Lazard, which has advised the likes of Enel Green Power, Peabody Energy, Blackrock and Royal Dutch Shell, has just published its third annual Levelised Cost of Storage Analysis (LCOS), which looks at recent and expected technology and project cost declines, the economics for energy storage in various applications and a look at regulatory and policy issues.
The first edition in 2015 found industry participants anticipating costs declines for lithium-ion storage systems of 50% up to 2020, while 2016’s second volume saw the cost of energy storage set to reduce significantly over the next five years driven by economies of scale and improvements in both technology and standardisation.
The latest version finds that the industry is still expecting to enjoy cost declines in the near future, including a prediction that lithium-ion capital costs could fall by 36% in the next five years, driven by increasing demand and scaling up of manufacturing. Many of the declines in battery cell and module technology have already been achieved and cost reduction efforts could be more focused on balance of system (BoS) components and other costs, such as permitting.
Flow and lead acid batteries will also decline in costs, but less sharply, Lazard predicted. The report also says that several potential sources of revenue are open to energy storage providers, but that the availability of these revenues depends heavily on geographical location, local regulations and markets and the ability to deliver more than one revenue-accruing service at a time.
Longer durations will be a longer time coming
The report also claims that while “specialised power grid uses” are an attractive opportunity for energy storage, no use of energy storage is “yet cost-competitive for the transformational scenarios envisioned by certain ‘Alternative Energy’ advocates”.
On this latter point, what Lazard is saying is that providing baseload power from renewables-plus-storage, and grid defection (customers going totally off-grid and becoming self-sufficient using solar and energy storage), are still some way off from being economical uses of energy storage, in most parts of the world.
As has been seen widely in the industry to date, the trick currently lies in finding projects that assist in strengthening the grid, such as providing frequency regulation and other ancillary services or in deferring spending on transmission and distribution (T&D) infrastructure. Also attractive are demand response programs and opportunities in the commercial and industrial (C&I) sector, based on lowering businesses’ peak demand, particularly in the US, Lazard said.

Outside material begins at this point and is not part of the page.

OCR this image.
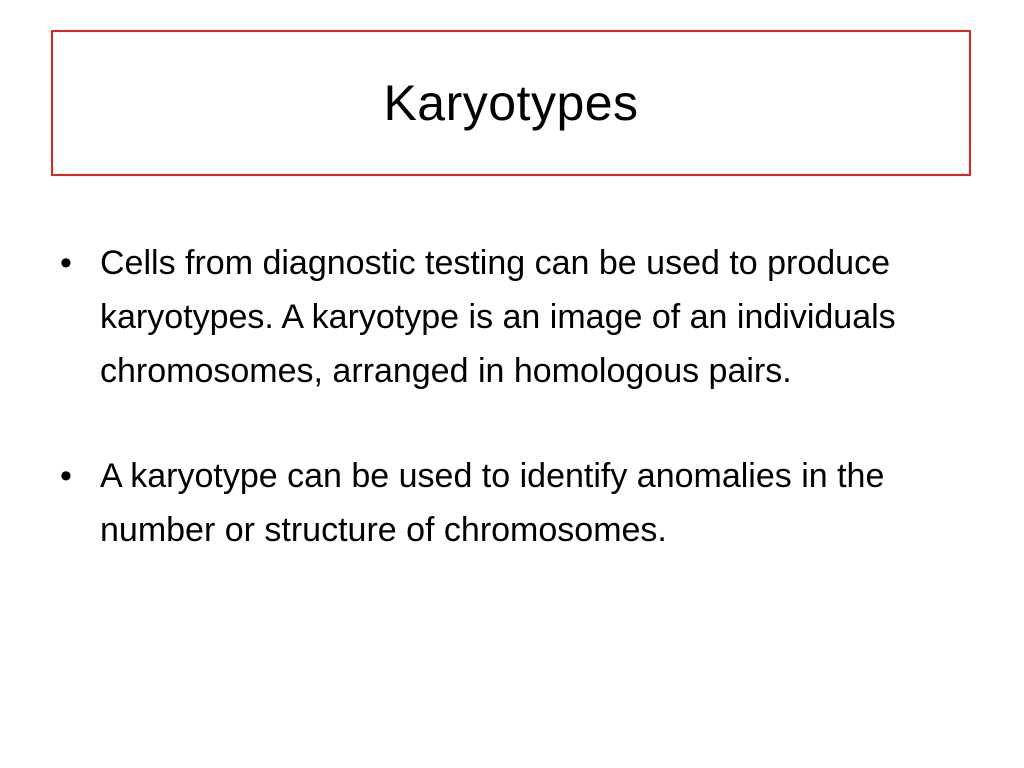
Karyotypes
• Cells from diagnostic testing can be used to produce karyotypes. A karyotype is an image of an individuals chromosomes, arranged in homologous pairs.
• A karyotype can be used to identify anomalies in the number or structure of chromosomes.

At the moment, energy storage is most economically viable when providing high power and flexibility to networks, rather than being rewarded for high energy density or energy storage duration. In other words, storing energy for long periods of time with batteries is still expensive enough that grid defection or providing baseload power with solar-plus-storage, for example, is still a way off from being a mainstream application for energy storage, Lazard claimed.
According to Lazard, market and regulatory forces can shape the future market and have done so in the past – one example given being transmission organisation PJM Interconnection, which has a frequency regulation market that rewards the quick response times of batteries over conventional thermal generation assets.
The advisory firm also modelled the potential value propositions for energy storage systems providing multiple, ‘stacked’ applications. Lazard said that “the stand-alone economic viability of an individual energy storage system depends on market structure, incentives and regional power market fundamentals”. It also talks about the different ways energy storage project owners can get paid, from participation in wholesale markets, to integrated utility deals, to income from customers and aggregated behind-the-meter systems.
In terms of the variability of project economics, Lazard cited the example of California’s C&I market, where demand management savings and local capacity requirements (LCR) can combine to give projects an 11% IRR, a demand management project in Brooklyn-Queens, New York, to save utility Con Edison from significant T&D spending which has an IRR of 21% and a peaker plant replacement project, also in California, with “a potentiall viable illustrative IRR” of 9%. Microgrid and residential projects looked at, however, offered “limited” returns, Lazard said, due to the relatively high installed costs of systems.